Un coup au visage inattendu
Ce soir-là, le prévenu évoquait une « embrouille » concernant son neveu avec son amie. Soudain, il lui a décoché un coup au visage alors qu’elle ne s’y attendait pas. Les forces de l’ordre, alertées, sont rapidement intervenues. L’homme, énervé, a alors arraché devant elles le bracelet antirapprochement qu’il portait à la cheville, destiné à le tenir éloigné d’une précédente victime.
Un casier judiciaire chargé
Le quadragénaire totalise 14 mentions sur son casier judiciaire, dont huit pour des violences. Il se trouvait en situation de récidive au moment des faits. Lors de l’audience, la victime s’est montrée magnanime, expliquant que son agresseur avait peut-être agi sous l’effet du stress et d’un manque de traitement psychiatrique. L’homme a déclaré : « Je regrette vraiment. J’ai fait une bêtise. »

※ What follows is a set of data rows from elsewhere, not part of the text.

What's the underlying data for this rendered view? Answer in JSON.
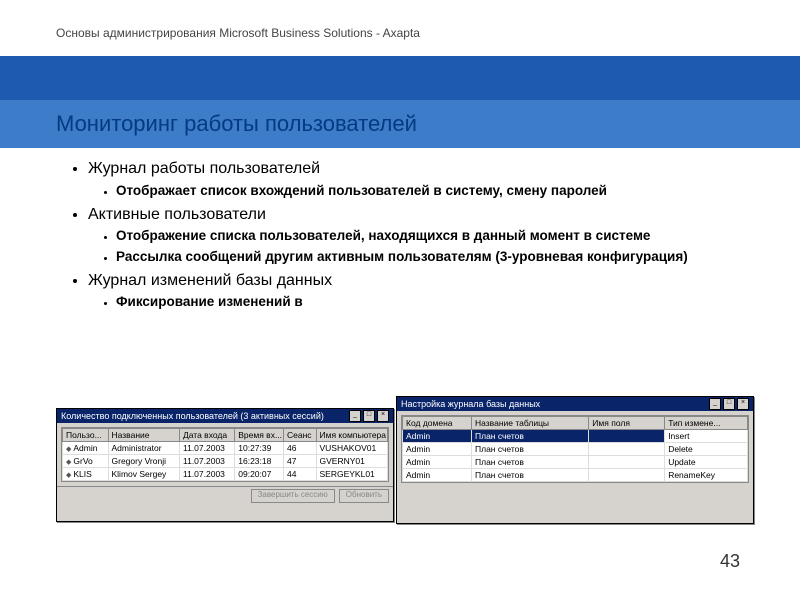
{
  "header": "Основы администрирования Microsoft Business Solutions - Axapta",
  "title": "Мониторинг работы пользователей",
  "bullets": {
    "b1": "Журнал работы пользователей",
    "b1a": "Отображает список вхождений пользователей в систему, смену паролей",
    "b2": "Активные пользователи",
    "b2a": "Отображение списка пользователей, находящихся в данный момент в системе",
    "b2b": "Рассылка сообщений другим активным пользователям (3-уровневая конфигурация)",
    "b3": "Журнал изменений базы данных",
    "b3a": "Фиксирование изменений в"
  },
  "win_left": {
    "title": "Количество подключенных пользователей (3 активных сессий)",
    "cols": {
      "c1": "Пользо...",
      "c2": "Название",
      "c3": "Дата входа",
      "c4": "Время вх...",
      "c5": "Сеанс",
      "c6": "Имя компьютера"
    },
    "rows": [
      {
        "user": "Admin",
        "name": "Administrator",
        "date": "11.07.2003",
        "time": "10:27:39",
        "sess": "46",
        "host": "VUSHAKOV01"
      },
      {
        "user": "GrVo",
        "name": "Gregory Vronji",
        "date": "11.07.2003",
        "time": "16:23:18",
        "sess": "47",
        "host": "GVERNY01"
      },
      {
        "user": "KLIS",
        "name": "Klimov Sergey",
        "date": "11.07.2003",
        "time": "09:20:07",
        "sess": "44",
        "host": "SERGEYKL01"
      }
    ],
    "btn1": "Завершить сессию",
    "btn2": "Обновить"
  },
  "win_right": {
    "title": "Настройка журнала базы данных",
    "cols": {
      "c1": "Код домена",
      "c2": "Название таблицы",
      "c3": "Имя поля",
      "c4": "Тип измене..."
    },
    "rows": [
      {
        "domain": "Admin",
        "table": "План счетов",
        "field": "",
        "type": "Insert"
      },
      {
        "domain": "Admin",
        "table": "План счетов",
        "field": "",
        "type": "Delete"
      },
      {
        "domain": "Admin",
        "table": "План счетов",
        "field": "",
        "type": "Update"
      },
      {
        "domain": "Admin",
        "table": "План счетов",
        "field": "",
        "type": "RenameKey"
      }
    ]
  },
  "page_number": "43",
  "window_controls": {
    "min": "_",
    "max": "□",
    "close": "×"
  }
}
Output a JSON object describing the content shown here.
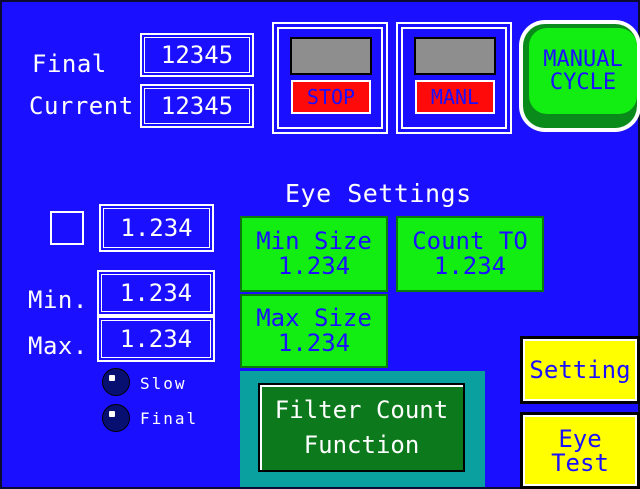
{
  "counts": {
    "final_label": "Final",
    "final_value": "12345",
    "current_label": "Current",
    "current_value": "12345"
  },
  "lamps": {
    "stop_label": "STOP",
    "manl_label": "MANL"
  },
  "manual_cycle": {
    "line1": "MANUAL",
    "line2": "CYCLE"
  },
  "eye_settings": {
    "title": "Eye Settings",
    "min_size_label": "Min Size",
    "min_size_value": "1.234",
    "count_to_label": "Count TO",
    "count_to_value": "1.234",
    "max_size_label": "Max Size",
    "max_size_value": "1.234"
  },
  "left_values": {
    "top_value": "1.234",
    "min_label": "Min.",
    "min_value": "1.234",
    "max_label": "Max.",
    "max_value": "1.234"
  },
  "indicators": {
    "slow_label": "Slow",
    "final_label": "Final"
  },
  "filter_button": {
    "line1": "Filter Count",
    "line2": "Function"
  },
  "side_buttons": {
    "setting_label": "Setting",
    "eye_test_line1": "Eye",
    "eye_test_line2": "Test"
  },
  "colors": {
    "background": "#1a10ff",
    "button_green": "#12ee12",
    "button_yellow": "#ffff00",
    "lamp_red": "#ff0a0a",
    "filter_dark_green": "#0c7a1c"
  }
}
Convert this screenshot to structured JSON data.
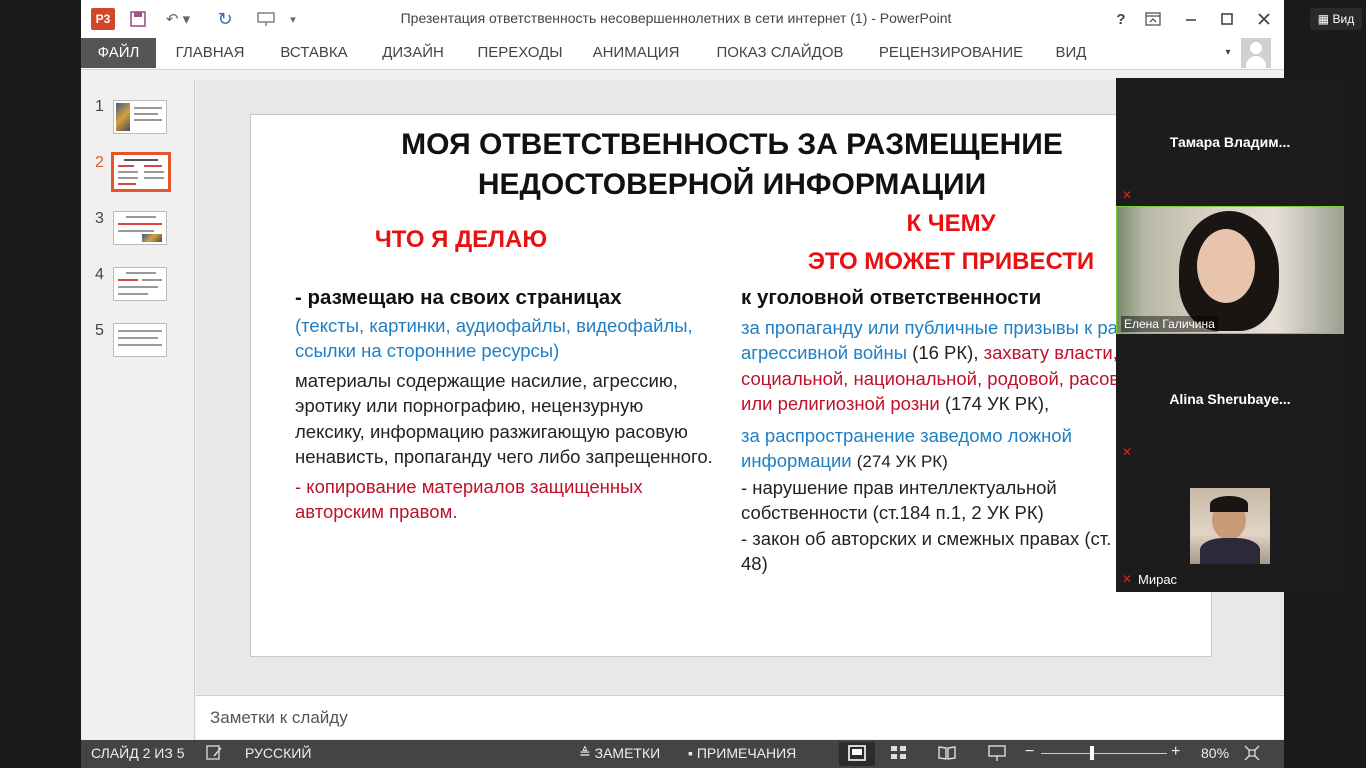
{
  "window": {
    "title": "Презентация ответственность несовершеннолетних в сети интернет (1) - PowerPoint",
    "help_label": "?"
  },
  "ribbon": {
    "tabs": [
      "ФАЙЛ",
      "ГЛАВНАЯ",
      "ВСТАВКА",
      "ДИЗАЙН",
      "ПЕРЕХОДЫ",
      "АНИМАЦИЯ",
      "ПОКАЗ СЛАЙДОВ",
      "РЕЦЕНЗИРОВАНИЕ",
      "ВИД"
    ]
  },
  "thumbnails": {
    "numbers": [
      "1",
      "2",
      "3",
      "4",
      "5"
    ],
    "active": 2
  },
  "slide": {
    "title_line1": "МОЯ ОТВЕТСТВЕННОСТЬ ЗА РАЗМЕЩЕНИЕ",
    "title_line2": "НЕДОСТОВЕРНОЙ ИНФОРМАЦИИ",
    "left": {
      "heading": "ЧТО Я ДЕЛАЮ",
      "bold": "- размещаю на своих страницах",
      "blue": "(тексты, картинки, аудиофайлы, видеофайлы, ссылки на сторонние ресурсы)",
      "plain": "материалы содержащие насилие, агрессию, эротику или порнографию, нецензурную лексику, информацию разжигающую расовую ненависть, пропаганду чего либо запрещенного.",
      "red": "- копирование материалов защищенных авторским правом."
    },
    "right": {
      "heading_line1": "К ЧЕМУ",
      "heading_line2": "ЭТО МОЖЕТ ПРИВЕСТИ",
      "bold": "к уголовной ответственности",
      "blue1": "за пропаганду или публичные призывы к развязыванию агрессивной войны",
      "p1a": "(16",
      "p1b": "РК),",
      "red1": "захвату власти, разжигание социальной, национальной, родовой, расовой, сословной или религиозной розни",
      "p1c": "(174 УК РК),",
      "blue2": "за распространение  заведомо ложной информации",
      "p2": "(274 УК РК)",
      "p3": "-  нарушение прав интеллектуальной собственности (ст.184 п.1, 2 УК РК)",
      "p4": "- закон об авторских и смежных правах (ст. 48)"
    }
  },
  "notes": {
    "placeholder": "Заметки к слайду"
  },
  "statusbar": {
    "slide_info": "СЛАЙД 2 ИЗ 5",
    "language": "РУССКИЙ",
    "notes": "ЗАМЕТКИ",
    "comments": "ПРИМЕЧАНИЯ",
    "zoom": "80%",
    "zoom_value": 0.8
  },
  "zoom_panel": {
    "view_label": "Вид",
    "participants": [
      {
        "name": "Тамара  Владим..."
      },
      {
        "name": "Елена Галичина"
      },
      {
        "name": "Alina  Sherubaye..."
      },
      {
        "name": "Мирас"
      }
    ]
  }
}
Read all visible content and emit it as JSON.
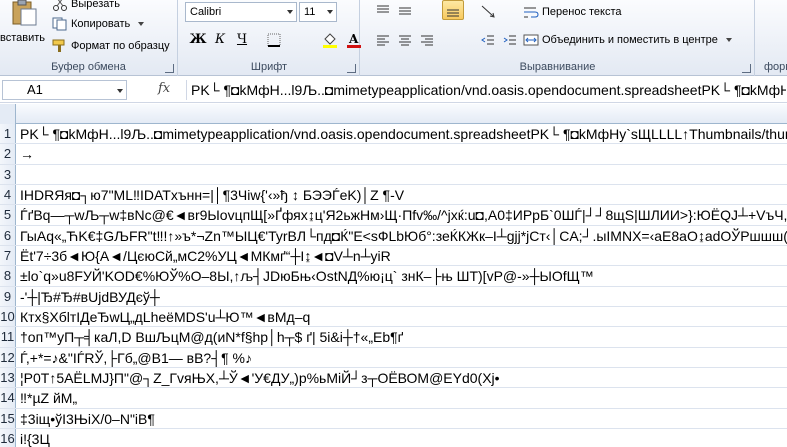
{
  "ribbon": {
    "clipboard": {
      "paste_label": "вставить",
      "cut_label": "Вырезать",
      "copy_label": "Копировать",
      "format_painter_label": "Формат по образцу",
      "group_label": "Буфер обмена"
    },
    "font": {
      "font_name": "Calibri",
      "font_size": "11",
      "bold_label": "Ж",
      "italic_label": "К",
      "underline_label": "Ч",
      "fill_color": "#ffff00",
      "font_color": "#d01010",
      "group_label": "Шрифт"
    },
    "alignment": {
      "wrap_text_label": "Перенос текста",
      "merge_center_label": "Объединить и поместить в центре",
      "group_label": "Выравнивание"
    },
    "next_group_label": "форм"
  },
  "formula_bar": {
    "name_box": "A1",
    "fx_label": "fx",
    "formula": "PK└ ¶◘kMфН...l9Љ..◘mimetypeapplication/vnd.oasis.opendocument.spreadsheetPK└ ¶◘kMфН"
  },
  "rows": [
    {
      "num": "1",
      "text": "PK└ ¶◘kMфН...l9Љ..◘mimetypeapplication/vnd.oasis.opendocument.spreadsheetPK└ ¶◘kMфНу`sЩLLLL↑Thumbnails/thum"
    },
    {
      "num": "2",
      "text": "→"
    },
    {
      "num": "3",
      "text": ""
    },
    {
      "num": "4",
      "text": "IHDRЯя◘┐ю7\"ML‼IDATxънн=|│¶3Чiw{'‹»ђ   ↕ БЭЭЃeK)│Z ¶-V"
    },
    {
      "num": "5",
      "text": "ЃґBq—┬wЉ┬w‡вNc@€◄вr9ЫovцпЩ[»Ґфях↨ц'Я2ьжНм›Щ·Пfv‰/^jxќ:u◘,A0‡ИРрБ`0ШЃ|┘┘8щS|ШЛИИ>}:ЮЁQJ┴+VъЧ,Йря"
    },
    {
      "num": "6",
      "text": "ГыAq«„ЋK€‡GЉFR\"t‼!↑»ъ*¬Zn™ЫЦ€'TyrBЛ└пд◘Ќ\"E<sФLbЮб°:зеЌКЖк–I┴gjj*jCт‹│CA;┘.ыIMNX=‹aE8aO↨adOЎРшшш(•JRAя—:K"
    },
    {
      "num": "7",
      "text": "Ёt'7÷3б◄Ю{A◄/ЦєюСй„мС2%УЦ◄МКмґ“┼I↨◄◘V┴n┴yiR"
    },
    {
      "num": "8",
      "text": "±lo`q»u8FУЙ'KOD€%ЮЎ%О–8Ы,↑љ┤JDюБњ‹OstNД%ю¡ц`   знК–├њ    ШТ)[vP@-»┼ЫOfЩ™"
    },
    {
      "num": "9",
      "text": "-'┼|Ђ#Ђ#вUjdВУДєў┼"
    },
    {
      "num": "10",
      "text": "Ктх§ХбlтIДеЂwЦ„дLheёMDS'u┴Ю™◄вMд–q"
    },
    {
      "num": "11",
      "text": "†оп™уП┬╡каЛ,D    ВшЉцМ@д(иN*f§hp│h┬$ ґ| 5i&i┼†«„Eb¶ґ"
    },
    {
      "num": "12",
      "text": "Ѓ,+*=♪&\"IЃRЎ,├Гб„@B1— вВ?┤¶    %♪"
    },
    {
      "num": "13",
      "text": "¦P0T↑5AЁLMJ}П\"@┐Z_ГvяЊX,┴Ў◄'У€ДУ„)p%ьМіЙ┘з┬ОЁВОМ@ЕYd0(Xj•"
    },
    {
      "num": "14",
      "text": "‼*µZ    йМ„"
    },
    {
      "num": "15",
      "text": "‡3iщ•ўI3ЊiX/0–N\"iB¶"
    },
    {
      "num": "16",
      "text": "i!{3Ц"
    }
  ]
}
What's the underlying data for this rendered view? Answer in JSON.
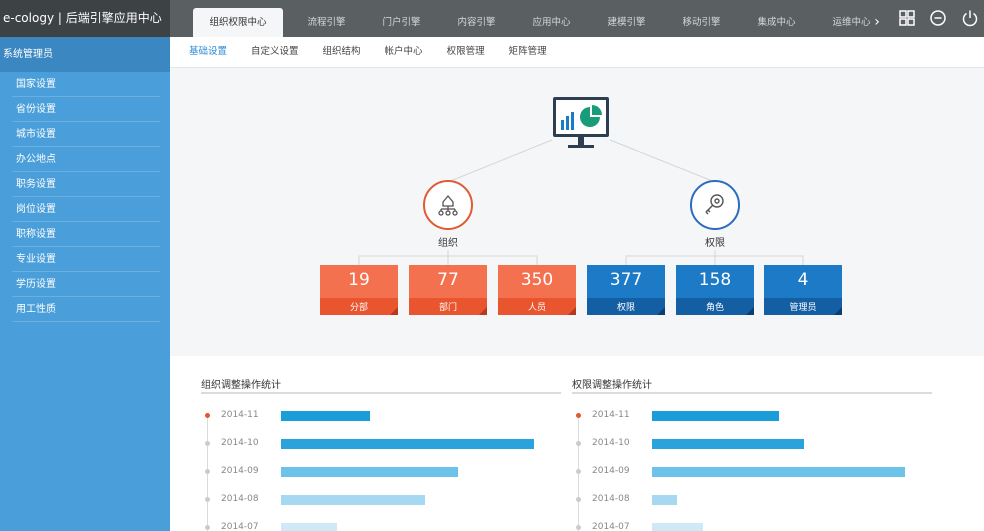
{
  "app": {
    "title": "e-cology | 后端引擎应用中心"
  },
  "topnav": {
    "tabs": [
      {
        "label": "组织权限中心",
        "active": true
      },
      {
        "label": "流程引擎"
      },
      {
        "label": "门户引擎"
      },
      {
        "label": "内容引擎"
      },
      {
        "label": "应用中心"
      },
      {
        "label": "建模引擎"
      },
      {
        "label": "移动引擎"
      },
      {
        "label": "集成中心"
      },
      {
        "label": "运维中心"
      }
    ],
    "more": "›",
    "icons": [
      "grid-icon",
      "minus-circle-icon",
      "power-icon"
    ]
  },
  "sidebar": {
    "title": "系统管理员",
    "items": [
      {
        "label": "国家设置"
      },
      {
        "label": "省份设置"
      },
      {
        "label": "城市设置"
      },
      {
        "label": "办公地点"
      },
      {
        "label": "职务设置"
      },
      {
        "label": "岗位设置"
      },
      {
        "label": "职称设置"
      },
      {
        "label": "专业设置"
      },
      {
        "label": "学历设置"
      },
      {
        "label": "用工性质"
      }
    ]
  },
  "subnav": {
    "items": [
      {
        "label": "基础设置",
        "active": true
      },
      {
        "label": "自定义设置"
      },
      {
        "label": "组织结构"
      },
      {
        "label": "帐户中心"
      },
      {
        "label": "权限管理"
      },
      {
        "label": "矩阵管理"
      }
    ]
  },
  "diagram": {
    "org_label": "组织",
    "perm_label": "权限",
    "cards": [
      {
        "value": "19",
        "label": "分部",
        "color": "orange"
      },
      {
        "value": "77",
        "label": "部门",
        "color": "orange"
      },
      {
        "value": "350",
        "label": "人员",
        "color": "orange"
      },
      {
        "value": "377",
        "label": "权限",
        "color": "blue"
      },
      {
        "value": "158",
        "label": "角色",
        "color": "blue"
      },
      {
        "value": "4",
        "label": "管理员",
        "color": "blue"
      }
    ],
    "colors": {
      "orange": "#f4714f",
      "blue": "#1c7ac7",
      "org_ring": "#e05a33",
      "perm_ring": "#2b6cbf"
    }
  },
  "stats": {
    "org": {
      "title": "组织调整操作统计",
      "rows": [
        {
          "period": "2014-11",
          "level": 0.35,
          "active": true
        },
        {
          "period": "2014-10",
          "level": 1.0
        },
        {
          "period": "2014-09",
          "level": 0.7
        },
        {
          "period": "2014-08",
          "level": 0.57
        },
        {
          "period": "2014-07",
          "level": 0.22
        }
      ]
    },
    "perm": {
      "title": "权限调整操作统计",
      "rows": [
        {
          "period": "2014-11",
          "level": 0.5,
          "active": true
        },
        {
          "period": "2014-10",
          "level": 0.6
        },
        {
          "period": "2014-09",
          "level": 1.0
        },
        {
          "period": "2014-08",
          "level": 0.1
        },
        {
          "period": "2014-07",
          "level": 0.2
        }
      ]
    },
    "bar_colors": [
      "#1a9ed9",
      "#2aa3dc",
      "#6cc2e8",
      "#a6d9f1",
      "#cfe9f7"
    ]
  }
}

Des troubles psychiatriques évoqués
Le représentant du ministère public a estimé que le prévenu « minimise et justifie » ses actes et que, compte tenu de son passé, « les avertissements de la Justice n’ont aucun effet sur Monsieur ». Il a requis un an d’emprisonnement avec maintien en détention. Me Karim Derbal, avocat de la défense, a plaidé la fragilité psychiatrique de son client, le décrivant comme « borderline ». Selon lui, la prison serait « inefficace » et pourrait avoir l’effet inverse. Les juges n’ont pas suivi cet argument et ont condamné l’homme à la peine requise.